> Almost all big data storage solutions are NoSQL.
I think it's important to distinguish between OLAP AND OLTP.
For OLAP use cases (which is what this post is mostly about) it's almost 100% SQL.
The biggest players being Databricks, Snowflake and BigQuery. Other tools may include AWS's tools (Glue, Athena), Trino, ClickHouse, etc.
I bet there's a <1% market for "NoSQL" tools such as MongoDB's "Atlas Data Lake" and probably a bunch of MapReduce jobs still being used in production, but these are the exception, not the rule.
For OLTP "big data", I'm assuming we're talking about "scale-out" distributed databases which are either SQL (e.g. cockroachdb, vitess, etc) SQL-like (Casandra's CQL, Elasticsearch's non-ANSI SQL, Influx' InfluxQL) or a purpose-built language/API (Redis, MongoDB).
I wouldn't say OLTP is "almost all" NoSQL, but definitely a larger proportion compared to OLAP.
> Almost all big data storage solutions are NoSQL.
Most I've seen aren't. NoSQL means non-relational database. Most big data solutions I've seen will not use a database at all. An example is hadoop.
Once you have a database, SQL makes a lot of sense. There are big data SQL solutions, mostly in the form of columnar read-optimized databases.
On the above, a little bit of relational can make a huge performance difference, in the form of, for example, a big table with compact data with indexes into small data tables. That can be algorithmically a lot more performant than the same thing without relations.

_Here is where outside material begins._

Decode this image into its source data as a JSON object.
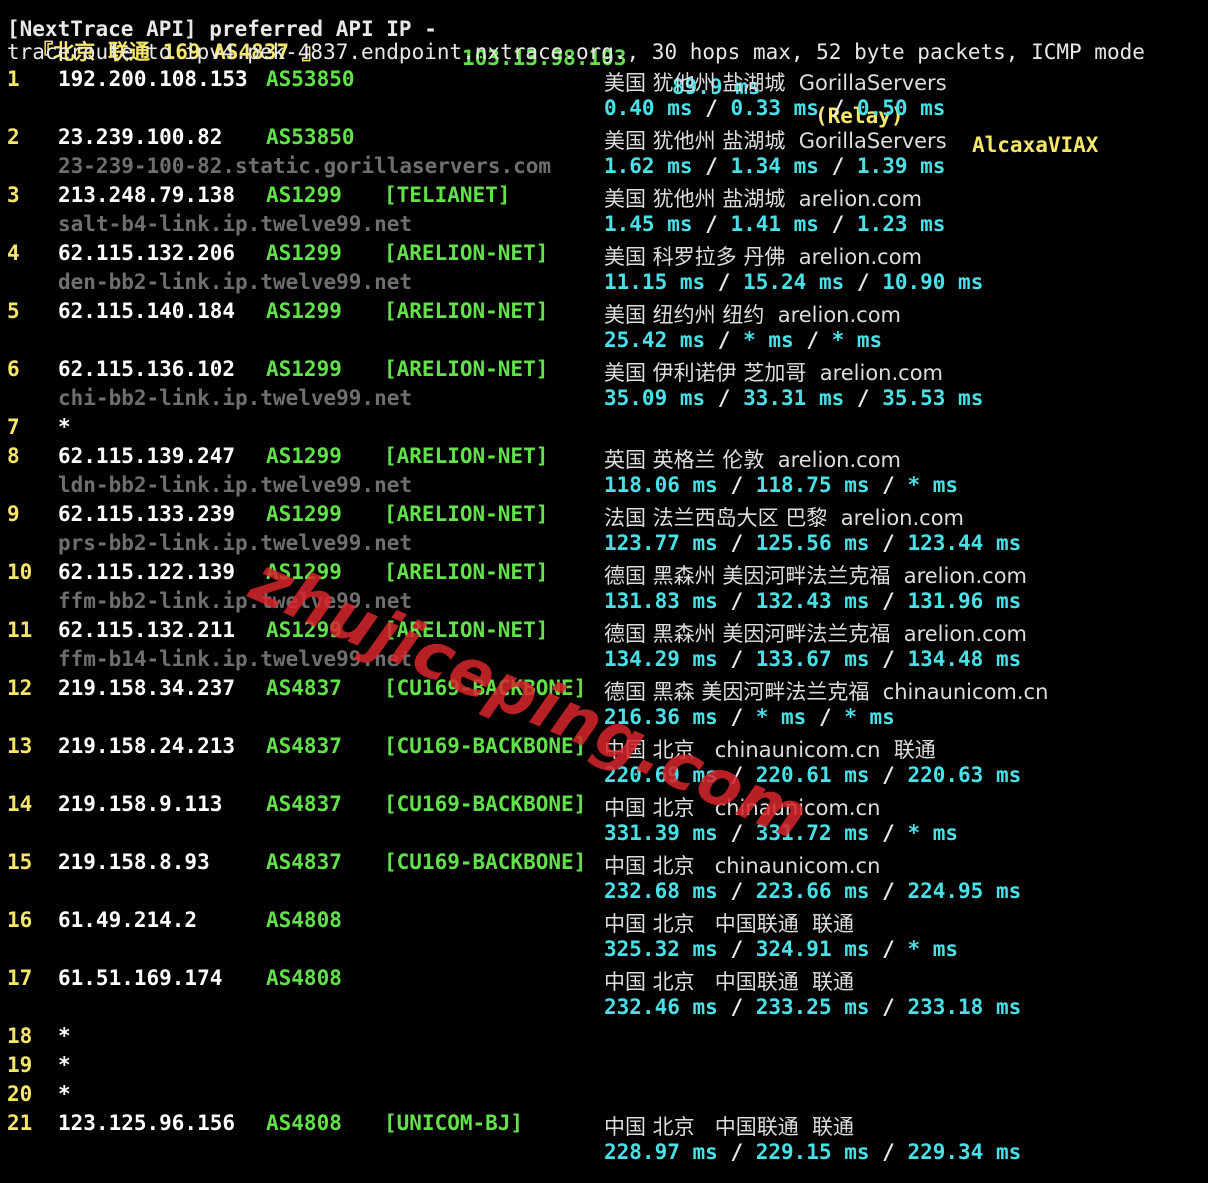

Anyone reading the above comment ask yourself. Do you actually think when interest rates dropped to zero they suddenly inverted a system that was better than SQL. “Horizontal scaling” I’m sorry I don’t speak marketing language, what is that? I’ve only been doing this for decades.
a) It has a built-in and supported horizontal scalability / HA solution.
b) For some use cases e.g. star schemas it has significantly better performance.
> Big data solutions aren't nosql
Almost all big data storage solutions are NoSQL.